The Taiwan Dillemma: De-escalation of Conflicts or Democracy Above All?
Although, the recent China-Lithuania friction over whether or not Taiwan should enjoy the status of a sovereign state make many of us eager to show our supports toward Taiwanese democracy, but we don't see why we should risk the escalation of war in Far East and our already frigale relationship with China by steer away from the 'One China Principle', which is the guiding principles of a proper framework for the international community to maintain the peace on both sides of Taiwan Straight. Our approaches with both the mainland China and Taiwan must be based on three realities: the recognition of China returning to world stage as a great power; a relatively good relation with China that serves as the corner stone of peace; the Chinese-Taiwanese relations not being used as a tool by interventionist policies.
Last year, the U.S. election followed by blame-shifting from the virus-ravaged States and the turmoil at Capital Hill has caused a heavy headwind for China serving American desire to stay the one and only superpower. But, sovereignty in the 21st century means having alternatives and we all have high interest in having different suppliers to stay somehow independent and sovereign.
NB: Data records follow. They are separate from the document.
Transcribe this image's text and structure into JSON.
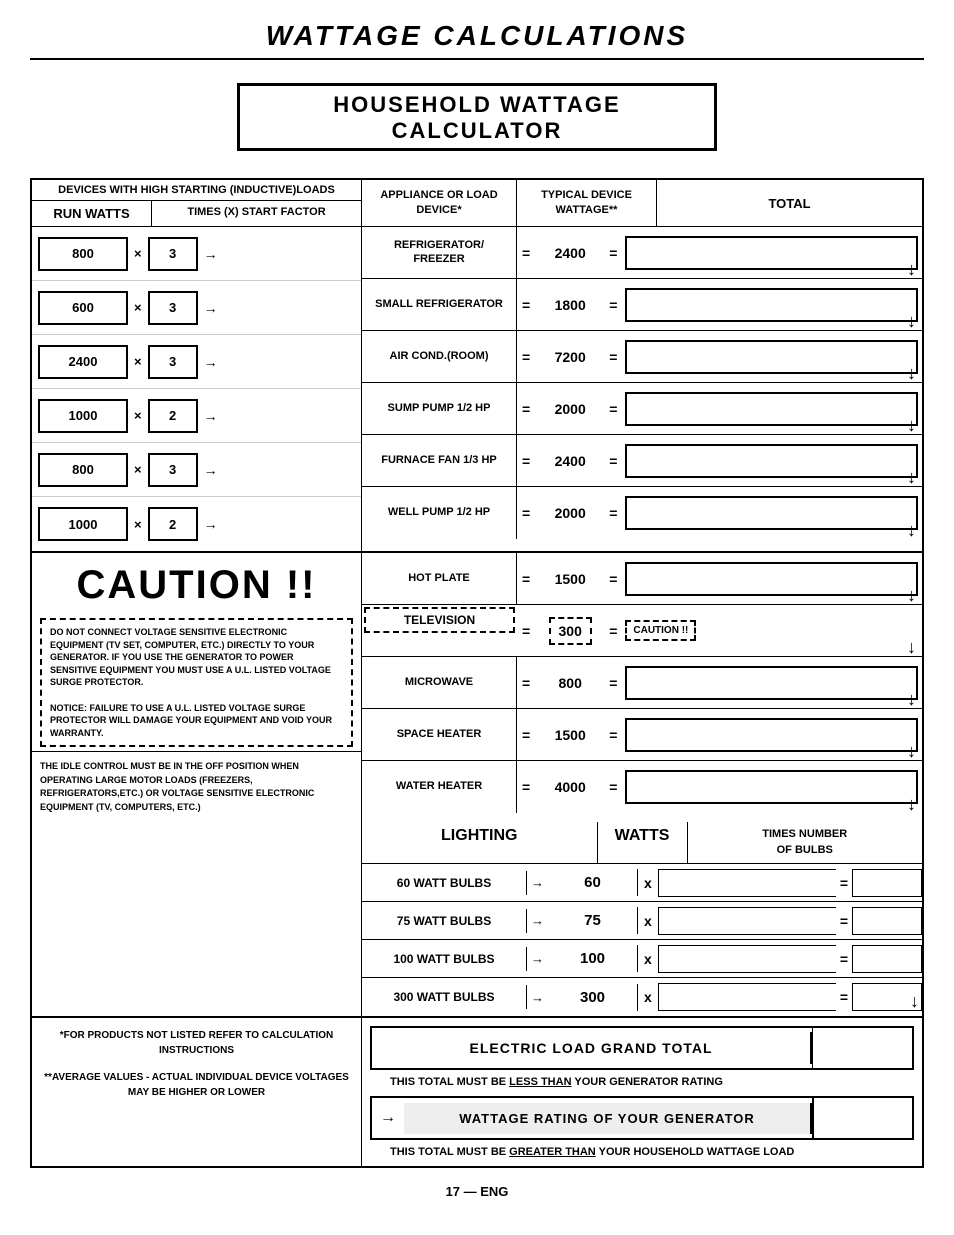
{
  "page": {
    "title": "WATTAGE CALCULATIONS",
    "page_number": "17 — ENG"
  },
  "calculator": {
    "title": "HOUSEHOLD WATTAGE CALCULATOR",
    "headers": {
      "inductive": "DEVICES WITH HIGH STARTING (INDUCTIVE)LOADS",
      "run_watts": "RUN WATTS",
      "times_start": "TIMES (X) START FACTOR",
      "appliance": "APPLIANCE OR LOAD DEVICE*",
      "typical": "TYPICAL DEVICE WATTAGE**",
      "total": "TOTAL"
    },
    "inductive_rows": [
      {
        "run": "800",
        "times": "×",
        "factor": "3"
      },
      {
        "run": "600",
        "times": "×",
        "factor": "3"
      },
      {
        "run": "2400",
        "times": "×",
        "factor": "3"
      },
      {
        "run": "1000",
        "times": "×",
        "factor": "2"
      },
      {
        "run": "800",
        "times": "×",
        "factor": "3"
      },
      {
        "run": "1000",
        "times": "×",
        "factor": "2"
      }
    ],
    "appliance_rows": [
      {
        "name": "REFRIGERATOR/\nFREEZER",
        "eq1": "=",
        "watt": "2400",
        "eq2": "=",
        "is_tv": false
      },
      {
        "name": "SMALL REFRIGERATOR",
        "eq1": "=",
        "watt": "1800",
        "eq2": "=",
        "is_tv": false
      },
      {
        "name": "AIR COND.(ROOM)",
        "eq1": "=",
        "watt": "7200",
        "eq2": "=",
        "is_tv": false
      },
      {
        "name": "SUMP PUMP 1/2 HP",
        "eq1": "=",
        "watt": "2000",
        "eq2": "=",
        "is_tv": false
      },
      {
        "name": "FURNACE FAN 1/3 HP",
        "eq1": "=",
        "watt": "2400",
        "eq2": "=",
        "is_tv": false
      },
      {
        "name": "WELL PUMP 1/2 HP",
        "eq1": "=",
        "watt": "2000",
        "eq2": "=",
        "is_tv": false
      }
    ],
    "caution_rows": [
      {
        "name": "HOT PLATE",
        "eq1": "=",
        "watt": "1500",
        "eq2": "=",
        "is_tv": false
      },
      {
        "name": "TELEVISION",
        "eq1": "=",
        "watt": "300",
        "eq2": "=",
        "is_tv": true,
        "total_label": "CAUTION !!"
      },
      {
        "name": "MICROWAVE",
        "eq1": "=",
        "watt": "800",
        "eq2": "=",
        "is_tv": false
      },
      {
        "name": "SPACE HEATER",
        "eq1": "=",
        "watt": "1500",
        "eq2": "=",
        "is_tv": false
      },
      {
        "name": "WATER HEATER",
        "eq1": "=",
        "watt": "4000",
        "eq2": "=",
        "is_tv": false
      }
    ],
    "caution": {
      "title": "CAUTION !!",
      "dashed_text": "DO NOT CONNECT VOLTAGE SENSITIVE ELECTRONIC EQUIPMENT (TV SET, COMPUTER, ETC.) DIRECTLY TO YOUR GENERATOR. IF YOU USE THE GENERATOR TO POWER SENSITIVE EQUIPMENT YOU MUST USE A U.L. LISTED VOLTAGE SURGE PROTECTOR.\n\nNOTICE: FAILURE TO USE A U.L. LISTED VOLTAGE SURGE PROTECTOR WILL DAMAGE YOUR EQUIPMENT AND VOID YOUR WARRANTY.",
      "idle_text": "THE IDLE CONTROL MUST BE IN THE OFF POSITION WHEN OPERATING LARGE MOTOR LOADS (FREEZERS, REFRIGERATORS,ETC.) OR VOLTAGE SENSITIVE ELECTRONIC EQUIPMENT (TV, COMPUTERS, ETC.)"
    },
    "lighting": {
      "col_label": "LIGHTING",
      "col_watts": "WATTS",
      "col_times": "TIMES NUMBER\nOF BULBS",
      "rows": [
        {
          "name": "60 WATT BULBS",
          "watts": "60"
        },
        {
          "name": "75 WATT BULBS",
          "watts": "75"
        },
        {
          "name": "100 WATT BULBS",
          "watts": "100"
        },
        {
          "name": "300 WATT BULBS",
          "watts": "300"
        }
      ]
    },
    "notes": {
      "note1": "*FOR PRODUCTS NOT LISTED REFER TO CALCULATION INSTRUCTIONS",
      "note2": "**AVERAGE VALUES - ACTUAL INDIVIDUAL DEVICE VOLTAGES MAY BE HIGHER OR LOWER"
    },
    "bottom": {
      "grand_total_label": "ELECTRIC LOAD GRAND TOTAL",
      "sub_note1a": "THIS TOTAL MUST BE",
      "sub_note1b": "LESS THAN",
      "sub_note1c": "YOUR GENERATOR RATING",
      "generator_label": "WATTAGE RATING OF YOUR GENERATOR",
      "sub_note2a": "THIS TOTAL MUST BE",
      "sub_note2b": "GREATER THAN",
      "sub_note2c": "YOUR HOUSEHOLD WATTAGE LOAD"
    }
  }
}
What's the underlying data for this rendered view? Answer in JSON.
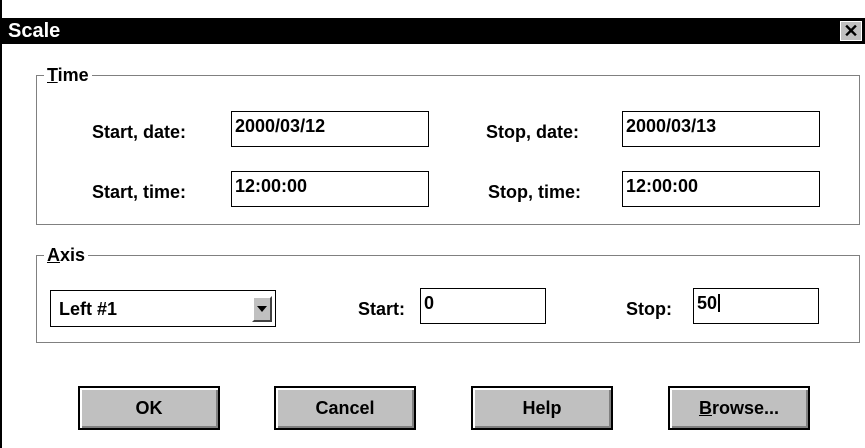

Instead of provoking China, we must not to risk the escalation of war at a time that Europe is already entragled in one with Russia, we also need China's full engagement in essential global challenges like the climate change, global campaign against the corona virus and post pandemic recovery of economy. We are not freigntened about the fact that every nation has its right to follow its national interest, which for China are focused on economics. China is coming back into its role as a greatpower and it is better to seek peaceful co-existence with her and benefit from its development than sounding the war drums.